Figure 1 Typical chromatograms for LC-MS method specificity and selectivity. The retention times of representative peptides for rat COXs and human COXs were at 4.9, 2.6, 5.8 and 6.5 min, respectively (A–D). For Raw264.7 cells with LPS treatment, signal was only detected in rodent COX-2 MRM transition while it was below the detection limit in rodent COX-1 transition (E and F). No interference was found in human COX-1 and COX-2 transition (G and H). For EOMA cells with LPS treatment, signal was detected in rodent COXs’ transitions but not interfered in human COXs’ transitions (I–L). Similarly, the signal was only detected in human COXs’ transitions for the human recombinant enzymes samples and no background interference was found in rodent COXs’ transitions (M–T).

Figure 2 LC-MS method validation results in the heatmap. The newly developed LC-MS method was fully validated following the bioanalytical method validation guidelines for pharmaceutical industry released by USFDA. All inter- and intra-day accuracy and precision, recovery and standard addition accuracy were within acceptable range. Error rate = Accuracy - 100%.

Table 1 COX-1, COX-2 and PGE₂ Levels in Different Matrices.

Biological Samples	Source	LPS	Amount of COX-1 (pmol/mg)	Amount of COX-2 (pmol/mg)	Concentration of PGE2 (ng/mL)
Human COX-1 enzyme	Human	—	356.35 ± 25.99	<0.17	—
Human COX-2 enzyme		—	<0.17	3037.68 ± 469.80	—
SCC Patient Specimen #1	Human	—	0.656	<0.056	33.72
SCC Patient Specimen #2		—	1.011	<0.056	25.96
SCC Patient Specimen #3		—	0.736	<0.056	32.06
Human SI microsomes	Human	—	<0.056	<0.056	—
Human colon microsomes		—	<0.056	<0.056	—
SCC9 cells	Human	No	<0.083	<0.083	1.03 ± 0.08
SCC9 cells		Yes	<0.083	0.090 ± 0.009	5.48 ± 0.21
Caco-2	Human	No	<0.083	<0.083	<0.050
Caco-2		Yes	<0.083	<0.083	<0.050
Pirc polyps microsomes	Rat	—	0.84 ± 0.12	0.091 ± 0.075	—
Pirc colon microsomes		—	0.48 ± 0.22	0.023 ± 0.001	—
F344 colon microsomes		—	0.41	<0.014	—
Raw264.7 cells	Mouse	No	<0.042	<0.042	<0.050
Raw264.7 cells		Yes	<0.042	50.89 ± 1.23	12.50 ± 0.61
EOMA cells	Mouse	No	<0.042	4.15 ± 0.04	6.30 ± 0.40
EOMA cells		Yes	0.58 ± 0.10	10.91 ± 0.63	14.30 ± 0.17

Notes: In cell lysate, LLOQ of rodent and human COXs was 0.042pmol/mg and 0.083pmol/mg, respectively. In tissue microsome, LLOQ of rat and human COXs was 0.014pmol/mg and 0.056pmol/mg, respectively. In recombinant enzyme, LLOQ of human COXs was 0.17pmol/mg.

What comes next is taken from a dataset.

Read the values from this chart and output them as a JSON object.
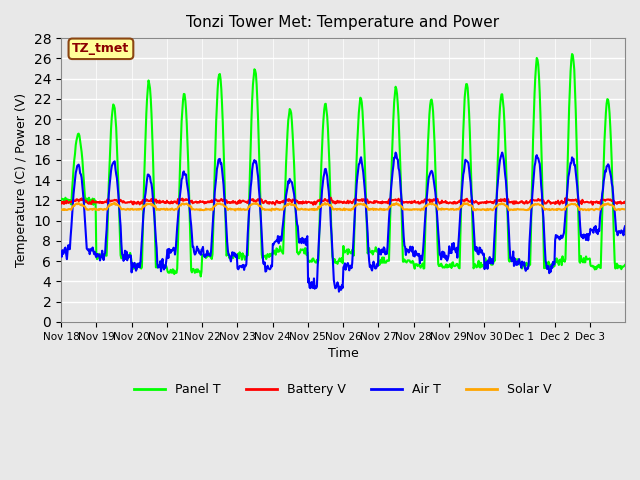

LLOQ of PGE₂ in cell culture medium was 0.050 ng/mL.

Table 2 Relative Turnover Numbers of COX-1 and COX-2 Enzymes.

Biological Samples	Treatment	Turnover Number (ng·h^−1·pmol^−1)
Human COX-2	–	162.26 ± 3.21
Human COX-1	–	11.19 ± 1.01
Mouse COX-2	LPS 8h	48.57 ± 2.03
Mouse COX-2	LPS18h	30.77 ± 3.96

Figure 3 The correlation between PGE₂ levels and COX-2 levels from Raw264.7 cells with or without LPS induction and celecoxib inhibition. (A) PGE₂ production and COX-2 expression levels in Raw264.7 cells in the absence or presence of LPS for 8h, 18h and 24h. (B) PGE₂ production and COX-2 expression levels in the presence of celecoxib at different concentrations (0, 0.1, 1, and 10 µM). (C) Western blot results of Raw264.7 cells with LPS stimulation at indicated time (8h, 18h and 24h). (D) WB statistical results for relative COX-2 expression level in Raw264.7 cells with LPS treatment.